Gee, what a Surprise

From the NY Times via Holden:

Senior Justice Department officials overrode the objections of career lawyers running the government's tobacco racketeering trial and ordered them to reduce the penalties sought at the close of the nine-month trial by $120 billion, internal documents and interviews show.

The trial team argued that the move would be seen as politically motivated and legally groundless.

"We do not want politics to be perceived as the underlying motivation, and that is certainly a risk if we make adjustments in our remedies presentation that are not based on evidence," the two top lawyers for the trial team, Sharon Y. Eubanks and Stephen D. Brody, wrote in a memorandum on May 30 to Associate Attorney General Robert D. McCallum that was reviewed by The New York Times.
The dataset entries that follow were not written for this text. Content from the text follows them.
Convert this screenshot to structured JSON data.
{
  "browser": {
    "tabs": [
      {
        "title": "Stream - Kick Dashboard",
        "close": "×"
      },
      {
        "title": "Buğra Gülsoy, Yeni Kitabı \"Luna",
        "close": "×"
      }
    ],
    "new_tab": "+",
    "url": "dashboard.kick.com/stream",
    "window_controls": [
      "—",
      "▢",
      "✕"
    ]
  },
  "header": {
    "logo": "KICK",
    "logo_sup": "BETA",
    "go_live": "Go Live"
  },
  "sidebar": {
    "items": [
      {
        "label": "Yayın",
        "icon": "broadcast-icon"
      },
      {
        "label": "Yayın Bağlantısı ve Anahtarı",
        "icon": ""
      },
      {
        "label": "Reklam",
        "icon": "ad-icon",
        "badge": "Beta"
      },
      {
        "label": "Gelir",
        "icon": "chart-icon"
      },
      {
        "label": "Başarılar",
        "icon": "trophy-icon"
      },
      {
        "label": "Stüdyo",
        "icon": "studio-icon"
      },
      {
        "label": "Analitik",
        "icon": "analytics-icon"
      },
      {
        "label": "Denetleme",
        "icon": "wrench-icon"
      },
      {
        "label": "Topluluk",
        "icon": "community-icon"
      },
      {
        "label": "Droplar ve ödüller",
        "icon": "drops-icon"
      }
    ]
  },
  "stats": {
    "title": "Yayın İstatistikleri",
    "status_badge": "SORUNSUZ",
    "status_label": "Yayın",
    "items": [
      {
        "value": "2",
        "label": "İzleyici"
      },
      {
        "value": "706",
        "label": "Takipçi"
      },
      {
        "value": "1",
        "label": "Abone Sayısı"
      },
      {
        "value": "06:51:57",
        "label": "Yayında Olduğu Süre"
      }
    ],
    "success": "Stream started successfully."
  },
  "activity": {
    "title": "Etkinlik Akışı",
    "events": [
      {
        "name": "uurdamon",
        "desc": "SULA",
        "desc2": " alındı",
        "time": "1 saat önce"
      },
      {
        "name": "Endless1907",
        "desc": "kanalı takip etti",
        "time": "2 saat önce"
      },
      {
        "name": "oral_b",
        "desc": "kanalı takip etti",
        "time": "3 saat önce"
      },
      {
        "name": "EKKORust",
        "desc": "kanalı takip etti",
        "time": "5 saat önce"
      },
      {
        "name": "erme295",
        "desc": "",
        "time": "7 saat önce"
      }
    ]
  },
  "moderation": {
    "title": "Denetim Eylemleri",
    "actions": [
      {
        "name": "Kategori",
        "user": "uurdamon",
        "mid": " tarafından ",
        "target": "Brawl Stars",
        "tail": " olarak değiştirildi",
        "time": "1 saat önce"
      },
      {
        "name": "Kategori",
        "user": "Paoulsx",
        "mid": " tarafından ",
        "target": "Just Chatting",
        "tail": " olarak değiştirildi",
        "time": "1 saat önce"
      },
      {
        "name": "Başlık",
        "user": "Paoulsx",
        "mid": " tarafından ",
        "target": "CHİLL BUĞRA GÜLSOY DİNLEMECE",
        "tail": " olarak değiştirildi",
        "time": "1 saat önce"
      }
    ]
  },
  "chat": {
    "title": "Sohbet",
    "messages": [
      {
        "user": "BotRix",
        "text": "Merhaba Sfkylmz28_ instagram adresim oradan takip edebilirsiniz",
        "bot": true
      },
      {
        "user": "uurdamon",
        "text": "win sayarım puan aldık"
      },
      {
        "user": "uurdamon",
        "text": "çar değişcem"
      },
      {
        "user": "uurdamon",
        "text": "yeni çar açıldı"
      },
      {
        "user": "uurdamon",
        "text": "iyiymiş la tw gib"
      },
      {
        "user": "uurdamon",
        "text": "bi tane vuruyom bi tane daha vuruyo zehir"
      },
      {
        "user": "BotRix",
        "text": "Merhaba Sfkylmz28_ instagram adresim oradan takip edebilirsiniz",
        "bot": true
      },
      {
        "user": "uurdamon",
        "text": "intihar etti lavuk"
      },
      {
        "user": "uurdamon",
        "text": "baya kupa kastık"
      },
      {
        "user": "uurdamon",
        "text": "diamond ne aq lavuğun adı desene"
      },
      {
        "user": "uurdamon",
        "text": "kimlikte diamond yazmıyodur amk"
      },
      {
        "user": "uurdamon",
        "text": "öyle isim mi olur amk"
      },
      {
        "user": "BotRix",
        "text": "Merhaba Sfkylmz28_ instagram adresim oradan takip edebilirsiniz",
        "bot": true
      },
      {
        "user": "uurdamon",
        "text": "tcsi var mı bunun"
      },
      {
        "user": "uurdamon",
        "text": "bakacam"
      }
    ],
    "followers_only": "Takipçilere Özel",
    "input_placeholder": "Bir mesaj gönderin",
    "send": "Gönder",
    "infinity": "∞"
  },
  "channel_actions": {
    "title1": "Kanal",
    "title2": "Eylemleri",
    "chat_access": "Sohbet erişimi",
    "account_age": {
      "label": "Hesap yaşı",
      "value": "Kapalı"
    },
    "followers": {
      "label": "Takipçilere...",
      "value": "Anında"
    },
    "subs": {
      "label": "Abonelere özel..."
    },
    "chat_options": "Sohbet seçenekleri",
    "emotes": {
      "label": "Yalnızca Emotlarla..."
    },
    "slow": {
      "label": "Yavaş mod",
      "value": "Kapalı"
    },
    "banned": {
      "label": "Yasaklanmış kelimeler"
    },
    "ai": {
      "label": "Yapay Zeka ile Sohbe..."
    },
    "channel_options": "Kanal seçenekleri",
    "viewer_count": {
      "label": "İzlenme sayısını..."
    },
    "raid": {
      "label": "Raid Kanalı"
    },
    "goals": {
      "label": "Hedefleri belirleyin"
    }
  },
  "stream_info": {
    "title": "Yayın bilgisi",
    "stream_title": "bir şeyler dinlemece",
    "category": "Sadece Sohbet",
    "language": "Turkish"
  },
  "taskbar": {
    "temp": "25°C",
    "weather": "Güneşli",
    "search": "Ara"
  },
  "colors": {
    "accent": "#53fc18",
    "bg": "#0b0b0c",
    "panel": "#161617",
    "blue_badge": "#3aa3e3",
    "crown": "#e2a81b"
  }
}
Great, what a surprise. You could knock me over with a feather filter.

The newly disclosed documents make clear that the decision was made after weeks of tumult in the department and accusations from lawyers on the tobacco team that Mr. McCallum and other political appointees had effectively undermined their case. Mr. McCallum, No. 3 at the department, is a close friend of President Bush from their days as Skull & Bones members at Yale, and he was also a partner at an Atlanta law firm, Alston & Bird, that has done legal work for R.J. Reynolds Tobacco, part of Reynolds American, a defendant in the case...

... In saying the decision was politically motivated, critics have pointed not only to Mr. McCallum's role at a law firm tied to the industry, a role that a Justice Department ethics office ruled did not prevent him from overseeing the case, but also to the industry's political contributions to the Republican Party. The industry gave $2.7 million to Republicans last year and $938,000 to Democrats.